My favorite picture of me and my sister is of us sitting close, faces together, in our matchy-matchy Christmas dresses by the beautifully decorated tree, credit to my mother’s impeccable eye for gaudy yet girly design.
I love my sister’s gap and the milky brown tone of her face. I chuckle when I see that picture; she looks so much like the older sibling, and I so mousy, a bright smile, but quiet just the same.
I have a complex view of quietness. I enjoy it, but sometimes it’s pulled from me by well-meaning strangers. It’s often viewed as weak or slow, but it’s my favorite sound after a long day.
Quiet. Often used as a slur for a person unsettlingly at peace with their own company or just socially awkward. Or…?
Quiet,
floods over me more recently. I used to think it was when I plugged in my earbuds and floated into my own world. But it muted my mind, just my loud escape.
Quiet,
and well-behaved, often celebrated by some elders for being so well-trained, respectful, unproblematic, crushed into a figure so small and barely noticeable. Like fine cutlery, only to be fully admired when its owner deems it fitting.
Quiet,
to some people who’ve yet to defrost, I appear to be nothing more than my quiet nature. But how loud and boisterous I am with the ones who melt me. Though, global warming is inescapable, and I find myself less cold but still cautious.
Quiet, be quiet.
I usually am, but today I’m really in pain. Can you listen this time? I know I’m often silent—
silenced, by my own discomfort with overwhelming you. It might just be a one-off thing, a bad day?
Quiet, be a good girl, be nice. Behave. A woman shouldn’t be so angry. Forgive and get back in your trap.
Quiet, don’t act like you don’t have your own issues.
Quiet, ashamed of my mistakes.
Nuanced as it is, I will say the quiet part aloud too.
I see my flaws, but I won’t bury them with yours,
silently suffocating under the weight of the rug I was swept under.
Quiet and gracious, not to ignore the trampling of the elephant in the room,
but because I won’t carry on like a martyr from the ring of mockery.

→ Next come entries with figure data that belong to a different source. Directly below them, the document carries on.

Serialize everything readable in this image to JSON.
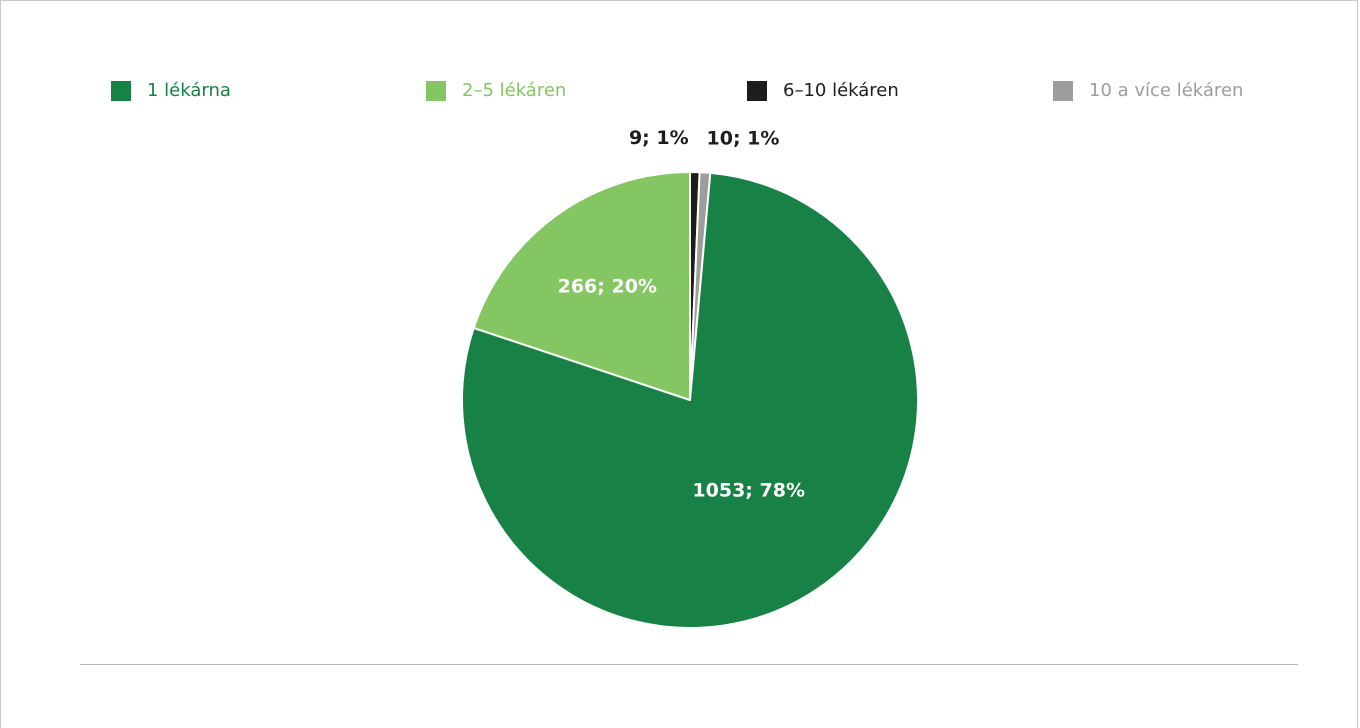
{
  "chart_data": {
    "type": "pie",
    "title": "",
    "series": [
      {
        "name": "1 lékárna",
        "value": 1053,
        "percent": 78,
        "label": "1053; 78%",
        "color": "#178146",
        "label_color": "#ffffff"
      },
      {
        "name": "2–5 lékáren",
        "value": 266,
        "percent": 20,
        "label": "266; 20%",
        "color": "#84c662",
        "label_color": "#ffffff"
      },
      {
        "name": "6–10 lékáren",
        "value": 9,
        "percent": 1,
        "label": "9; 1%",
        "color": "#1d1d1b",
        "label_color": "#1d1d1b"
      },
      {
        "name": "10 a více lékáren",
        "value": 10,
        "percent": 1,
        "label": "10; 1%",
        "color": "#9d9d9c",
        "label_color": "#1d1d1b"
      }
    ],
    "order_clockwise_from_top": [
      "6–10 lékáren",
      "10 a více lékáren",
      "1 lékárna",
      "2–5 lékáren"
    ],
    "legend_position": "top",
    "legend_text_colors": [
      "#178146",
      "#84c662",
      "#1d1d1b",
      "#9d9d9c"
    ]
  }
}
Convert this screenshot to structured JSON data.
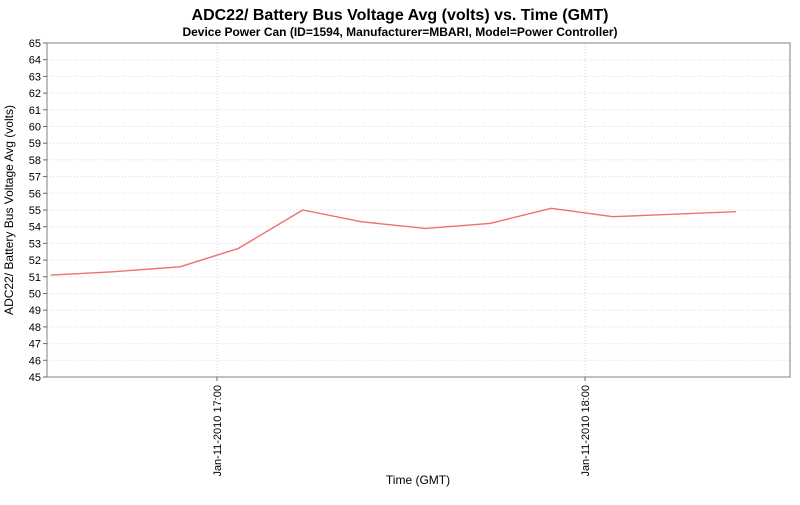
{
  "chart_data": {
    "type": "line",
    "title": "ADC22/ Battery Bus Voltage Avg (volts) vs. Time (GMT)",
    "subtitle": "Device Power Can (ID=1594, Manufacturer=MBARI, Model=Power Controller)",
    "xlabel": "Time (GMT)",
    "ylabel": "ADC22/ Battery Bus Voltage Avg (volts)",
    "ylim": [
      45,
      65
    ],
    "y_ticks": [
      45,
      46,
      47,
      48,
      49,
      50,
      51,
      52,
      53,
      54,
      55,
      56,
      57,
      58,
      59,
      60,
      61,
      62,
      63,
      64,
      65
    ],
    "x_ticks": [
      {
        "label": "Jan-11-2010 17:00",
        "minutes": 0
      },
      {
        "label": "Jan-11-2010 18:00",
        "minutes": 60
      }
    ],
    "x_range_minutes": [
      -27.7,
      93.4
    ],
    "grid": "dotted",
    "legend_position": "none",
    "series": [
      {
        "name": "ADC22/ Battery Bus Voltage Avg",
        "color": "#f07070",
        "points": [
          {
            "time_est": "16:33",
            "minutes": -27.0,
            "volts": 51.1
          },
          {
            "time_est": "16:43",
            "minutes": -17.0,
            "volts": 51.3
          },
          {
            "time_est": "16:54",
            "minutes": -6.0,
            "volts": 51.6
          },
          {
            "time_est": "17:03",
            "minutes": 3.5,
            "volts": 52.7
          },
          {
            "time_est": "17:14",
            "minutes": 14.0,
            "volts": 55.0
          },
          {
            "time_est": "17:23",
            "minutes": 23.5,
            "volts": 54.3
          },
          {
            "time_est": "17:34",
            "minutes": 34.0,
            "volts": 53.9
          },
          {
            "time_est": "17:45",
            "minutes": 44.5,
            "volts": 54.2
          },
          {
            "time_est": "17:55",
            "minutes": 54.5,
            "volts": 55.1
          },
          {
            "time_est": "18:05",
            "minutes": 64.5,
            "volts": 54.6
          },
          {
            "time_est": "18:15",
            "minutes": 74.5,
            "volts": 54.75
          },
          {
            "time_est": "18:25",
            "minutes": 84.5,
            "volts": 54.9
          }
        ]
      }
    ],
    "colors": {
      "series_line": "#f07070",
      "gridline": "#d8d8e2",
      "plot_border": "#808080",
      "tick_mark": "#666666",
      "text": "#000000",
      "background": "#ffffff"
    }
  }
}
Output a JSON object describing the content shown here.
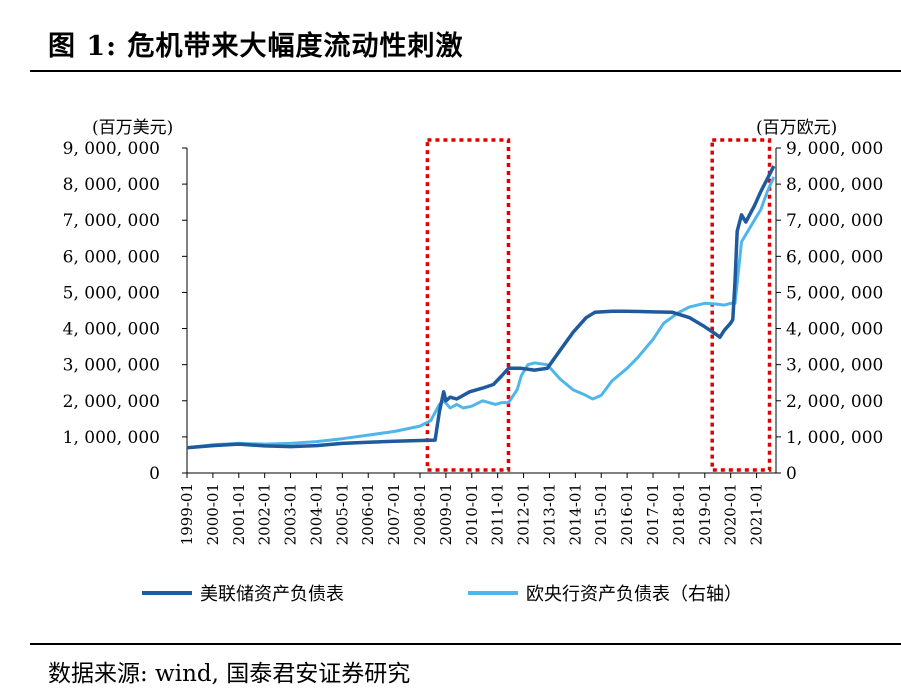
{
  "header": {
    "title": "图  1:  危机带来大幅度流动性刺激"
  },
  "footer": {
    "source": "数据来源:  wind,  国泰君安证券研究"
  },
  "chart_data": {
    "type": "line",
    "left_unit": "(百万美元)",
    "right_unit": "(百万欧元)",
    "ylim": [
      0,
      9000000
    ],
    "yticks": [
      0,
      1000000,
      2000000,
      3000000,
      4000000,
      5000000,
      6000000,
      7000000,
      8000000,
      9000000
    ],
    "ytick_labels": [
      "0",
      "1, 000, 000",
      "2, 000, 000",
      "3, 000, 000",
      "4, 000, 000",
      "5, 000, 000",
      "6, 000, 000",
      "7, 000, 000",
      "8, 000, 000",
      "9, 000, 000"
    ],
    "right_ytick_labels": [
      "0",
      "1, 000, 000",
      "2, 000, 000",
      "3, 000, 000",
      "4, 000, 000",
      "5, 000, 000",
      "6, 000, 000",
      "7, 000, 000",
      "8, 000, 000",
      "9, 000, 000"
    ],
    "x_ticks": [
      "1999-01",
      "2000-01",
      "2001-01",
      "2002-01",
      "2003-01",
      "2004-01",
      "2005-01",
      "2006-01",
      "2007-01",
      "2008-01",
      "2009-01",
      "2010-01",
      "2011-01",
      "2012-01",
      "2013-01",
      "2014-01",
      "2015-01",
      "2016-01",
      "2017-01",
      "2018-01",
      "2019-01",
      "2020-01",
      "2021-01"
    ],
    "xlim": [
      "1999-01",
      "2021-10"
    ],
    "highlight_periods": [
      [
        "2008-10",
        "2011-06"
      ],
      [
        "2019-10",
        "2021-07"
      ]
    ],
    "legend_position": "bottom",
    "grid": false,
    "colors": {
      "fed": "#1f5b9c",
      "ecb": "#4fb6ea",
      "highlight": "#e00000"
    },
    "series": [
      {
        "name": "美联储资产负债表",
        "axis": "left",
        "x": [
          "1999-01",
          "2000-01",
          "2001-01",
          "2002-01",
          "2003-01",
          "2004-01",
          "2005-01",
          "2006-01",
          "2007-01",
          "2008-01",
          "2008-08",
          "2008-10",
          "2008-12",
          "2009-01",
          "2009-03",
          "2009-06",
          "2009-09",
          "2009-12",
          "2010-03",
          "2010-06",
          "2010-11",
          "2011-03",
          "2011-06",
          "2011-12",
          "2012-06",
          "2012-12",
          "2013-06",
          "2013-12",
          "2014-06",
          "2014-10",
          "2015-06",
          "2016-01",
          "2017-01",
          "2017-10",
          "2018-06",
          "2019-01",
          "2019-06",
          "2019-08",
          "2019-10",
          "2020-01",
          "2020-02",
          "2020-03",
          "2020-04",
          "2020-06",
          "2020-08",
          "2020-12",
          "2021-03",
          "2021-06",
          "2021-09"
        ],
        "values": [
          700000,
          760000,
          800000,
          750000,
          730000,
          760000,
          820000,
          850000,
          880000,
          900000,
          910000,
          1700000,
          2250000,
          2000000,
          2100000,
          2050000,
          2150000,
          2250000,
          2300000,
          2350000,
          2450000,
          2700000,
          2900000,
          2900000,
          2850000,
          2900000,
          3400000,
          3900000,
          4300000,
          4450000,
          4480000,
          4480000,
          4460000,
          4450000,
          4300000,
          4050000,
          3850000,
          3760000,
          3950000,
          4150000,
          4250000,
          5300000,
          6700000,
          7150000,
          6950000,
          7400000,
          7800000,
          8150000,
          8500000
        ]
      },
      {
        "name": "欧央行资产负债表（右轴）",
        "axis": "right",
        "x": [
          "1999-01",
          "2000-01",
          "2001-01",
          "2002-01",
          "2003-01",
          "2004-01",
          "2005-01",
          "2006-01",
          "2007-01",
          "2008-01",
          "2008-06",
          "2008-10",
          "2008-12",
          "2009-03",
          "2009-06",
          "2009-09",
          "2010-01",
          "2010-06",
          "2010-12",
          "2011-03",
          "2011-06",
          "2011-10",
          "2011-12",
          "2012-03",
          "2012-06",
          "2012-12",
          "2013-06",
          "2013-12",
          "2014-06",
          "2014-09",
          "2015-01",
          "2015-06",
          "2016-01",
          "2016-06",
          "2017-01",
          "2017-06",
          "2018-01",
          "2018-06",
          "2019-01",
          "2019-06",
          "2019-10",
          "2020-01",
          "2020-03",
          "2020-06",
          "2020-12",
          "2021-03",
          "2021-06",
          "2021-09"
        ],
        "values": [
          700000,
          780000,
          820000,
          800000,
          820000,
          870000,
          950000,
          1050000,
          1150000,
          1300000,
          1450000,
          1900000,
          2000000,
          1800000,
          1900000,
          1800000,
          1850000,
          2000000,
          1900000,
          1950000,
          1950000,
          2300000,
          2700000,
          3000000,
          3050000,
          3000000,
          2600000,
          2300000,
          2150000,
          2050000,
          2150000,
          2550000,
          2900000,
          3200000,
          3700000,
          4150000,
          4450000,
          4600000,
          4700000,
          4680000,
          4650000,
          4700000,
          4700000,
          6400000,
          7000000,
          7300000,
          7800000,
          8200000
        ]
      }
    ]
  }
}
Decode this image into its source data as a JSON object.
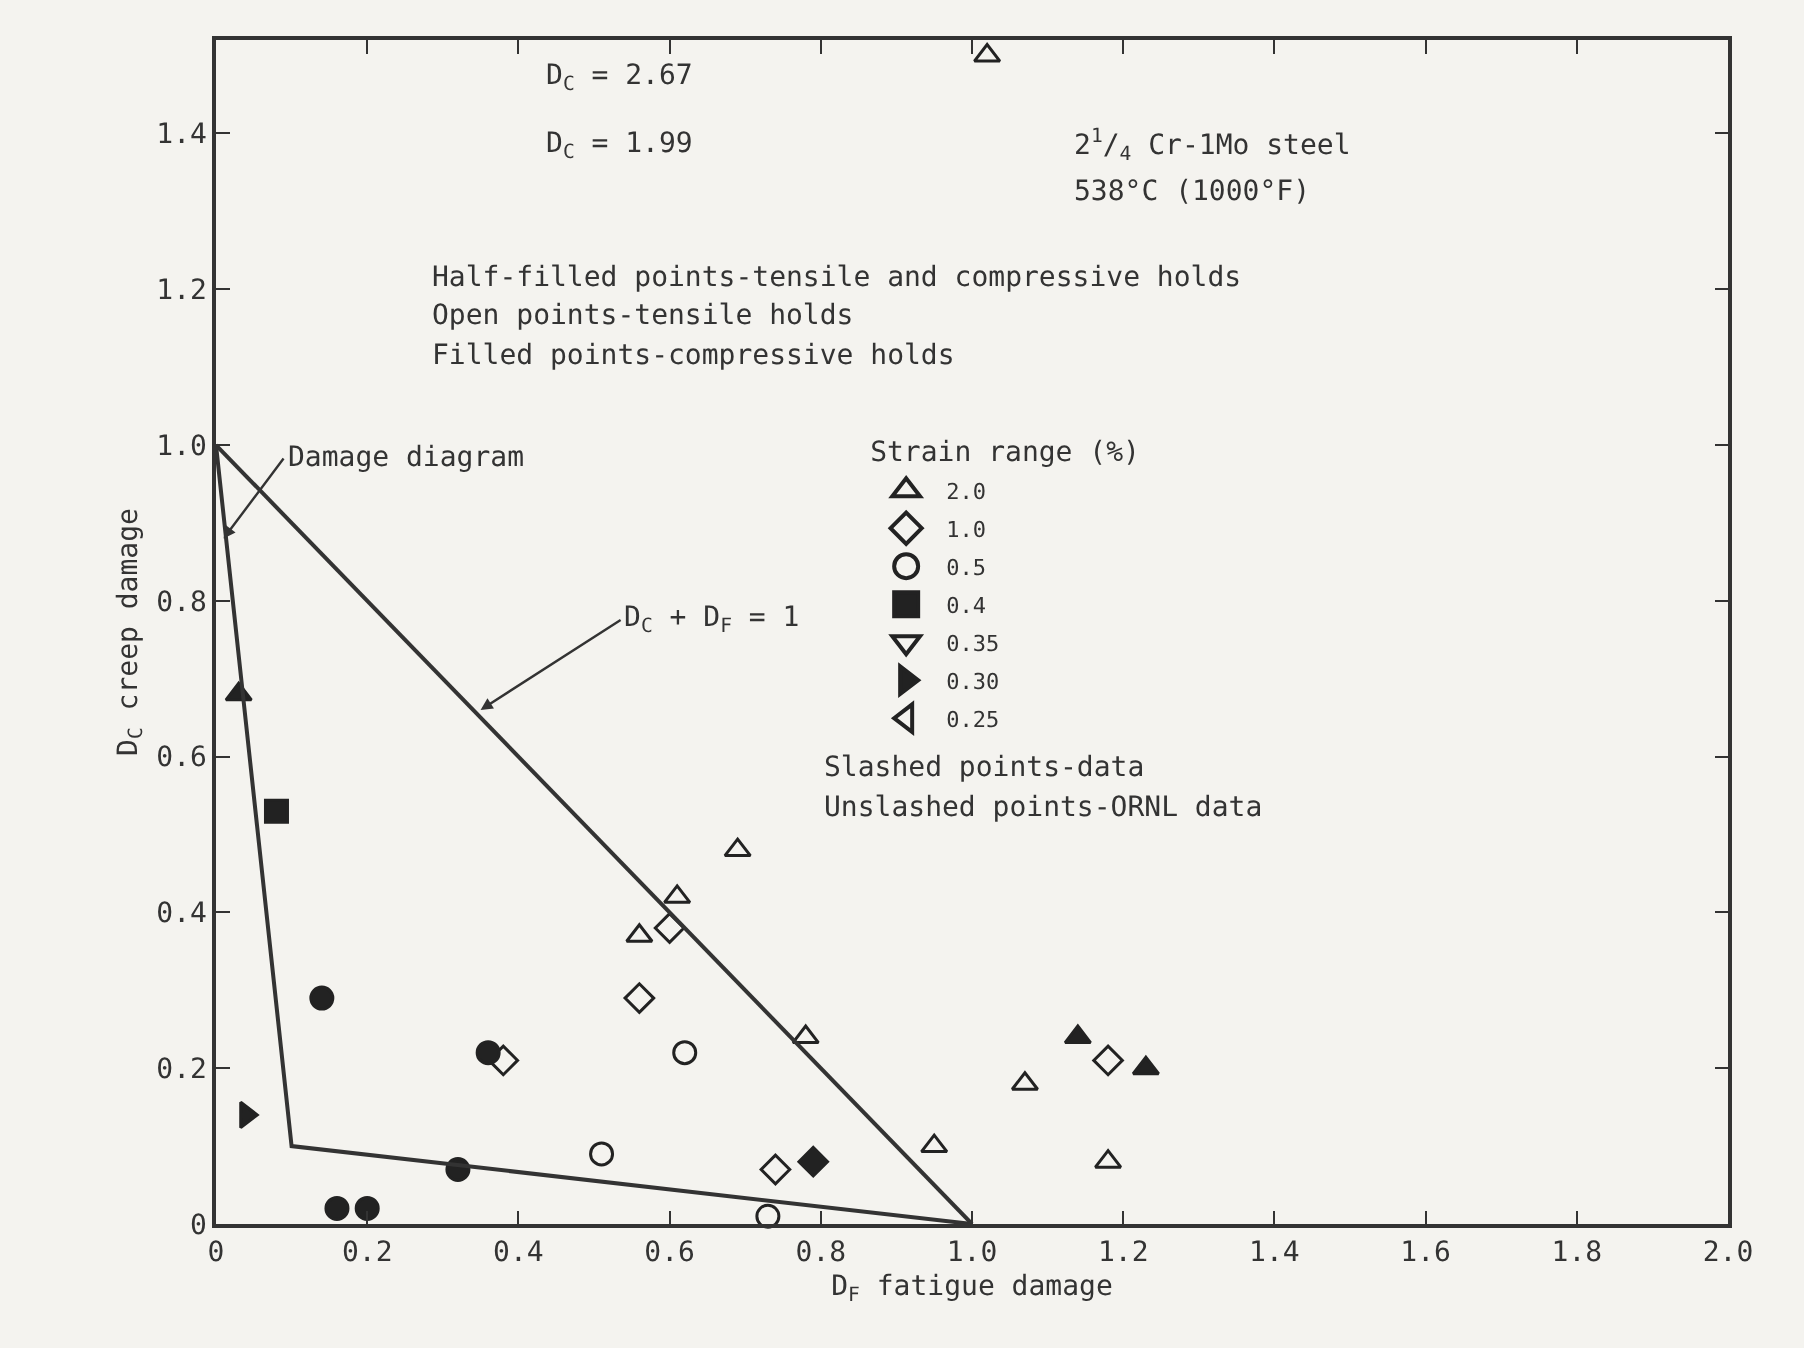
{
  "chart_data": {
    "type": "scatter",
    "xlabel": "D$_{F}$ fatigue damage",
    "ylabel": "D$_{C}$ creep damage",
    "legend_title": "Strain range (%)",
    "xlim": [
      0,
      2.0
    ],
    "ylim": [
      0,
      1.52
    ],
    "xticks": [
      {
        "value": 0,
        "label": "0"
      },
      0.2,
      0.4,
      0.6,
      0.8,
      {
        "value": 1,
        "label": "1.0"
      },
      1.2,
      1.4,
      1.6,
      1.8,
      {
        "value": 2,
        "label": "2.0"
      }
    ],
    "yticks": [
      {
        "value": 0,
        "label": "0"
      },
      0.2,
      0.4,
      0.6,
      0.8,
      {
        "value": 1,
        "label": "1.0"
      },
      1.2,
      1.4
    ],
    "grid": false,
    "legend": "top right",
    "series": [
      {
        "name": "2.0",
        "marker": "triangle-open",
        "color": "#222222",
        "x": [
          0.56,
          0.61,
          0.69,
          0.78,
          0.95,
          1.07,
          1.18,
          1.02
        ],
        "values": [
          0.37,
          0.42,
          0.48,
          0.24,
          0.1,
          0.18,
          0.08,
          1.5
        ]
      },
      {
        "marker": "triangle",
        "color": "#222222",
        "x": [
          0.03,
          1.14,
          1.23
        ],
        "values": [
          0.68,
          0.24,
          0.2
        ]
      },
      {
        "name": "1.0",
        "marker": "diamond-open",
        "color": "#222222",
        "x": [
          0.38,
          0.56,
          0.6,
          0.74,
          1.18
        ],
        "values": [
          0.21,
          0.29,
          0.38,
          0.07,
          0.21
        ]
      },
      {
        "marker": "diamond",
        "color": "#222222",
        "x": [
          0.79
        ],
        "values": [
          0.08
        ]
      },
      {
        "name": "0.5",
        "marker": "circle-open",
        "color": "#222222",
        "x": [
          0.51,
          0.62,
          0.73
        ],
        "values": [
          0.09,
          0.22,
          0.01
        ]
      },
      {
        "marker": "circle",
        "color": "#222222",
        "x": [
          0.14,
          0.16,
          0.2,
          0.32,
          0.36
        ],
        "values": [
          0.29,
          0.02,
          0.02,
          0.07,
          0.22
        ]
      },
      {
        "name": "0.4",
        "marker": "square",
        "color": "#222222",
        "x": [
          0.08
        ],
        "values": [
          0.53
        ]
      },
      {
        "name": "0.35",
        "marker": "triangle-down-open",
        "color": "#222222",
        "values": [
          null
        ]
      },
      {
        "name": "0.30",
        "marker": "triangle-right",
        "color": "#222222",
        "x": [
          0.04
        ],
        "values": [
          0.14
        ]
      },
      {
        "name": "0.25",
        "marker": "triangle-left-open",
        "color": "#222222",
        "values": [
          null
        ]
      },
      {
        "type": "line",
        "color": "#333333",
        "x": [
          0,
          1
        ],
        "values": [
          1,
          0
        ]
      },
      {
        "type": "line",
        "color": "#333333",
        "x": [
          0,
          0.1,
          1
        ],
        "values": [
          1,
          0.1,
          0
        ]
      }
    ],
    "annotations": [
      "D$_{C}$ = 2.67",
      "D$_{C}$ = 1.99",
      "2$^{1}$/$_{4}$ Cr-1Mo steel",
      "538°C (1000°F)",
      "Half-filled points-tensile and compressive holds",
      "Open points-tensile holds",
      "Filled points-compressive holds",
      "Slashed points-data",
      "Unslashed points-ORNL data",
      {
        "text": "Damage diagram",
        "x": 0.01,
        "y": 0.88
      },
      {
        "text": "D$_{C}$ + D$_{F}$ = 1",
        "x": 0.35,
        "y": 0.66
      }
    ]
  }
}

I don’t often speak unless I’m really in pain. Please don’t make me…
Hushhh. How do you expect to be married if you don’t allow some mistreatment?
I do not want to be fine cutlery, only allowed to speak when given permission. You praise me for being so good at listening, but when I ask for the same, you stay… quiet.
Silence is a beautiful thing, it allows for moments of reflection, but sometimes it’s forced, when voices are trampled over in pride.
Still, there’s this pressure, a pressure to appease others’ discomfort with a nature that is not inherently wrong, not inherently sinful. Shrinking yourself to fit their expectations, to be more palatable, seems less like an act of grace and more like a painful death. Sure, there are conditions, complexities, and nuances, but ultimately it kills slowly.
So, though I love my ability to be silent, I will no longer be
mousy
but quiet, yes.
Epilogue
There’s beauty in not needing a reason, a trauma story, a diagnosis.
But sometimes, there is. And there is beauty in knowing that too.
More than conquers, but Jesus wept.
It’s not black and white, or gray—maybe much worse than that, a muddled brown.
Not everything needs to be pathologized (as some point out), but it’s okay to get the help you need to understand yourself.
I hope you get to enjoy some quiet today.
I wrote quiet as an ode to the complexities of quietness, sometimes as it is seen in women. I share it with you with no subtext; it is not related to one instance but reflecting over a lifetime from my adolescence up to today.